Pseudo training and test summary statistics mimic the summary statistics we would obtain if we repeated a GWAS using subsets of samples. For example, suppose we have summary statistics from a GWAS of 100,000 samples. We can create pseudo training and test summary statistics that are similar to those we would obtain if we had analysed only the first 90,000 and last 10,000 samples, respectively.
We use pseudo summary statistics to determine suitable model parameters when running MegaPRS (specifically, we use pseudo training summary statistics to construct prediction models corresponding to a variety of parameters, then use pseudo test summary statistics to measure the accuracy of these models). Please note that when running MegaPRS, it is no longer necessary to explicitly generate pseudo summary statistics (this is because these are now generated internally by LDAK when using the command --mega-prs <outfile> to estimate effect sizes).

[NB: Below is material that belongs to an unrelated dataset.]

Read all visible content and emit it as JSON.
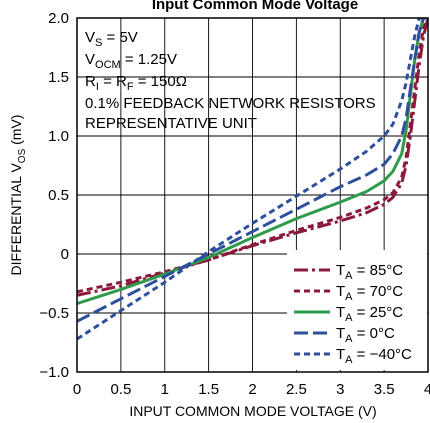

The instructions below step requires a (well-matched) reference panel. Ideally, this should contain at least 2000 samples (otherwise, Reference Panel provides scripts for constructing a smaller panel from 1000 Genome Project data).
Always read the screen output, which suggests arguments and estimates memory usage.
_ _ _ _ _ _ _ _ _ _ _ _ _ _ _ _ _ _ _ _ _ _ _ _ _ _ _ _ _ _ _ _ _ _ _ _ _ _ _ _ _ _ _ _ _ _
The main argument is --pseudo-summaries <outfile>.
The required options are
--bfile/--gen/--sp/--speed <datastem> - to specify the genetic data files (see File Formats).
--summary <sumsfile> - to specify the file containing the summary statistics.
--training-proportion <float> - to specify the fraction of samples assumed to be training (we recommend using --training-proportion 0.9).
You can use --keep <keepfile> and/or --remove <removefile> to restrict to a subset of samples, and --extract <extractfile> and/or --exclude <excludefile> to restrict to a subset of predictors (for more details, see Data Filtering).
By default, LDAK will ignore predictors with ambiguous alleles (those with alleles A & T or C & G) to protect against possible strand errors. If you are confident that these are correctly aligned, you can force LDAK to include them by adding --allow-ambiguous YES.
The pseudo training and test summary statistics will be saved in <outfile>.train.summaries and <outfile>.test.summaries.
_ _ _ _ _ _ _ _ _ _ _ _ _ _ _ _ _ _ _ _ _ _ _ _ _ _ _ _ _ _ _ _ _ _ _ _ _ _ _ _ _ _ _ _ _ _
Example:
Here we use the binary PLINK files human.bed, human.bim and human.fam, and the phenotype quant.pheno from the Test Datasets. Although we have individual-level data (genotypes and phenotypes for the same samples), for this example we pretend we are using summary statistics. Therefore, we will first create summary statistics by running
./ldak.out --linear quant --bfile human --pheno quant.pheno
The summary statistics are saved in quant.summaries (already in the format required by LDAK). For more details on this command, see Single-Predictor Analysis. Then we will use the genetic data files as the reference panel.
_ _ _ _ _ _ _ _ _ _ _ _ _ _ _ _
We can create pseudo test and training summary statistics by running
./ldak.out --pseudo-summaries quant --bfile human --summary quant.summaries --training-proportion .9 --allow-ambiguous YES
Here, we added --allow-ambiguous YES, so that LDAK does not exclude SNPs with alleles A & T or C & G (because the summary statistics were obtained from the genetic data we are using as a reference panel, we know the strands must be consistent). The pseudo training and test summary statistics are saved in quant.train.summaries and quant.test.summaries.